Lawmakers passed a nearly $22 billion spending plan that includes about $900 million in new revenues, consumed for the most part by school-enrollment growth, increasing retirement benefit-plan expenses for state employees and about $288 million to reduce an austerity cut for public schools. The 2016 budget also increases the local school-district cost of insurance for bus drivers and other non-certified school workers by more than $100 million, so it remains to be seen how much of the $288 million is used for teacher raises and undoing recession-era cuts.
In addition, the Legislature passed a transportation plan that generates nearly $1 billion to begin addressing Georgia’s transportation problems, but takes about $170 million from funding that supports schools and health care to get there.
Anyone who follows Georgia politics understood the legislators’ presession pitch for increased state revenues for transportation would not be an easy discussion. It took courage to stare down the inevitable opposition heavily influenced by political ideology, anti-tax pledges and tea-party leanings. In the end, Georgia lawmakers showed us what governing looks like — a bipartisan agreement to raise new revenues to pay for needed transportation maintenance. While we celebrate this small step, we recognize that to really solve the critical challenges in transportation with new projects, more revenue is needed to get the job done. Gridlocked roadways remain until lawmakers find a way to raise another $1 billion-plus, according to estimates.
I’m glad Georgia is finally fixing its neglected roads and bridges, but I wish lawmakers devoted as much attention to other serious challenges that threaten the state’s long-term economic vitality. Far too many families are working hard and aren’t paid enough to build a future for their children. Persistent problems remain, such as income inequality among low-wage earners. And Georgia is home to the second-highest rate of uninsured adults in the country. We need the same tenacity lawmakers used to start addressing transportation maintenance to fix some of these other public-policy problems. It will take at least as much concerted leadership as we saw this year.
The governor’s office, the Georgia General Assembly and collaborators from the business, faith and private sectors can set the stage again to find money to pay for what’s necessary. I believe leaders can muster the will to strengthen Georgia families while continuing to make Georgia the No. 1 place to do business. Georgia could find more money in the budget by scrutinizing numerous business tax breaks for companies enjoying record profits or that fall short of results the tax break is supposed to deliver. Georgia doesn’t have to choose business interests over families. State leaders can continue to implement policy solutions that help families at the bottom of the income ladder earn more money through wage growth, more quality jobs and a top-notch higher-education system that provides training to improve their skills in the workforce. Those things, in turn, build the income base to pay for projects that relieve traffic congestion and other state needs, which will support economic development and business growth. That ultimately benefits every Georgian at any level of the income ladder. State government shouldn’t play out as a zero-sum game, in which Georgia families lose and business interests win.

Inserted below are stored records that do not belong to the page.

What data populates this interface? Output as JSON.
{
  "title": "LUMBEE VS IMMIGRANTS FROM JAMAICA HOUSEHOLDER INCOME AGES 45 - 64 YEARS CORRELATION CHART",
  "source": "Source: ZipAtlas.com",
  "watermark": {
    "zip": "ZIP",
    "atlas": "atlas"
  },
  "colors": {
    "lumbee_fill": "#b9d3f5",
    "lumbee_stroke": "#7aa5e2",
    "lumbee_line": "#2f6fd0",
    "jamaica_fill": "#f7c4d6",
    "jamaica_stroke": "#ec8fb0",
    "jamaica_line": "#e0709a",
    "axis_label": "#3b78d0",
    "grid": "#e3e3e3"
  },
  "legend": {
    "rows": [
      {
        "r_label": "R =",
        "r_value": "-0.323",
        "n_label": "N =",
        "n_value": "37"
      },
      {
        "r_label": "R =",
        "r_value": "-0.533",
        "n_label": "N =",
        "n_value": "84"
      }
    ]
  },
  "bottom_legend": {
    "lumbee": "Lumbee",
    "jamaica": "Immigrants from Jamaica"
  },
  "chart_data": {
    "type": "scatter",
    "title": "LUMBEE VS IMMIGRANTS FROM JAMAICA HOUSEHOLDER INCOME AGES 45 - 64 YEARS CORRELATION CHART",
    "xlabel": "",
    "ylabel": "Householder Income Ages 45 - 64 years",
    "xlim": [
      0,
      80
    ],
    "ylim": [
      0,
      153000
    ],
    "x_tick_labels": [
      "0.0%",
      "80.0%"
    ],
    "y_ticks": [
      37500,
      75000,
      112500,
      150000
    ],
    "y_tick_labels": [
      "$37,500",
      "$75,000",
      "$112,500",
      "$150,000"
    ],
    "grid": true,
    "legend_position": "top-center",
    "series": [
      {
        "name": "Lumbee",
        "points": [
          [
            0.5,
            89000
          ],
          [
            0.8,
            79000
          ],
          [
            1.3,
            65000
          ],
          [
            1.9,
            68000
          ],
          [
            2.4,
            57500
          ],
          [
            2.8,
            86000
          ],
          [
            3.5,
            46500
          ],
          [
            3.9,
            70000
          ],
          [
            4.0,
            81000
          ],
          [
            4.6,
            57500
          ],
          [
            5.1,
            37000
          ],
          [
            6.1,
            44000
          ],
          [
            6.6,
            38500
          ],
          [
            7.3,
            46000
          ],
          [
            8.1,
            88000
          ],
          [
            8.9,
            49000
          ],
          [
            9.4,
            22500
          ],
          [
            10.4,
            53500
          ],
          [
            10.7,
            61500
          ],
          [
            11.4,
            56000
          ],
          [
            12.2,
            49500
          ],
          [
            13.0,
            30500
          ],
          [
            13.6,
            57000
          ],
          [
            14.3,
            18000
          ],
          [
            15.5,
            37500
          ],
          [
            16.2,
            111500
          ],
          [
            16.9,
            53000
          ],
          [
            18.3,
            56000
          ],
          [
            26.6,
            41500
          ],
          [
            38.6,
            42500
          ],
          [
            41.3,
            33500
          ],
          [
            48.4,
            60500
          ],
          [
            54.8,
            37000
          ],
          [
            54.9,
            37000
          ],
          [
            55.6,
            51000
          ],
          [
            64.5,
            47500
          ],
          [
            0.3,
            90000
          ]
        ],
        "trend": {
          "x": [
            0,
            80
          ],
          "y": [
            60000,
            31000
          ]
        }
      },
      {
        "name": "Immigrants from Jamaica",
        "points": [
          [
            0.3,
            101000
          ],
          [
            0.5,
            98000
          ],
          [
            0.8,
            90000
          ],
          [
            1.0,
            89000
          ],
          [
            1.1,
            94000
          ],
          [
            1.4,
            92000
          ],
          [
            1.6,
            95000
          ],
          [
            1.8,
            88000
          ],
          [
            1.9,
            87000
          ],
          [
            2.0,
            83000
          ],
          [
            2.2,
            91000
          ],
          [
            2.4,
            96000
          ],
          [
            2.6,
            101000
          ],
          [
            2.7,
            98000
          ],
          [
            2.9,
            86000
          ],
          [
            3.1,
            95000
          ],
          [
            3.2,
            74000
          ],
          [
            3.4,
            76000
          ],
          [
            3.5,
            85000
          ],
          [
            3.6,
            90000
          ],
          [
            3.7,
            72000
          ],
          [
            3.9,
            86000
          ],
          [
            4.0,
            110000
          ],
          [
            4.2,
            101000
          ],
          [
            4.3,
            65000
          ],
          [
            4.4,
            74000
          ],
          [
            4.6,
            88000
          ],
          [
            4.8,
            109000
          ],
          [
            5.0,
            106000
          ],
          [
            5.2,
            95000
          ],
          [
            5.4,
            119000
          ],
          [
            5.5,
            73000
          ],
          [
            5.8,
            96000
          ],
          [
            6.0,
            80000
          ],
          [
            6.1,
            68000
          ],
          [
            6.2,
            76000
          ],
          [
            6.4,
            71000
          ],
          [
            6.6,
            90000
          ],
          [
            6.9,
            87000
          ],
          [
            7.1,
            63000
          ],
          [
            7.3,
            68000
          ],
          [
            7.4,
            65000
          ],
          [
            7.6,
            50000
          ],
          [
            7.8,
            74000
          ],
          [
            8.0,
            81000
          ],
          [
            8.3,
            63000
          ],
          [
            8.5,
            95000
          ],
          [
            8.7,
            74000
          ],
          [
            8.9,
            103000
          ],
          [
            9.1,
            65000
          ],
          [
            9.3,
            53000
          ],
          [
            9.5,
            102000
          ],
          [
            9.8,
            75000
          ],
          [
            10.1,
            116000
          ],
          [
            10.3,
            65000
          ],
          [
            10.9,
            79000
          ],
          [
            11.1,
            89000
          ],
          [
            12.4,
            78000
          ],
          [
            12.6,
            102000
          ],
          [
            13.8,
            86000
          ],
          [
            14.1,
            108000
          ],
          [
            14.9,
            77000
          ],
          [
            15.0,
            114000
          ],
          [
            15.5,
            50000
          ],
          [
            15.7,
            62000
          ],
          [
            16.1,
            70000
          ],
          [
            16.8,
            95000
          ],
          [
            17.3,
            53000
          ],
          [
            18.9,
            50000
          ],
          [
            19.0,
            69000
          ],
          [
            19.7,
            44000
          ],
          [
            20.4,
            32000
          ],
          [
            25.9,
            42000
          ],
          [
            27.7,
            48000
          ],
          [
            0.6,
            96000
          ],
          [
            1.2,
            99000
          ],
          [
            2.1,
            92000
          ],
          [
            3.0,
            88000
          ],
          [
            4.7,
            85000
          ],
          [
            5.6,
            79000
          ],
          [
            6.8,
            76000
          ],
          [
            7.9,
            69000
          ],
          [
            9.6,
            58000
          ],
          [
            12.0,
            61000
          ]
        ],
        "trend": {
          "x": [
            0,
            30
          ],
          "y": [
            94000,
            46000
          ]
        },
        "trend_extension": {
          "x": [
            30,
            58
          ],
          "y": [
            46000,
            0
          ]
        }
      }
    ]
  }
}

I take on this new role as executive director of the Georgia Budget and Policy Institute this month. I continue to think about what’s possible for Georgia. The GBPI team is committed to show Georgia ways we can improve education, health care and economic opportunity for all Georgians. I will work harder than ever to work with our elected officials, agencies, the philanthropic community, private and nonprofit sectors to address the policy barriers that keep Georgia from being the state we want. The GBPI team will continue to define policy solutions, resources and strategies that will get us there.
The GBPI takes a holistic view of Georgia’s quality of life and keeps the interests of the average family in mind as we look for ways to improve how leaders govern and do the state’s business. If we don’t do that work, who will?
I look forward to partnering with you.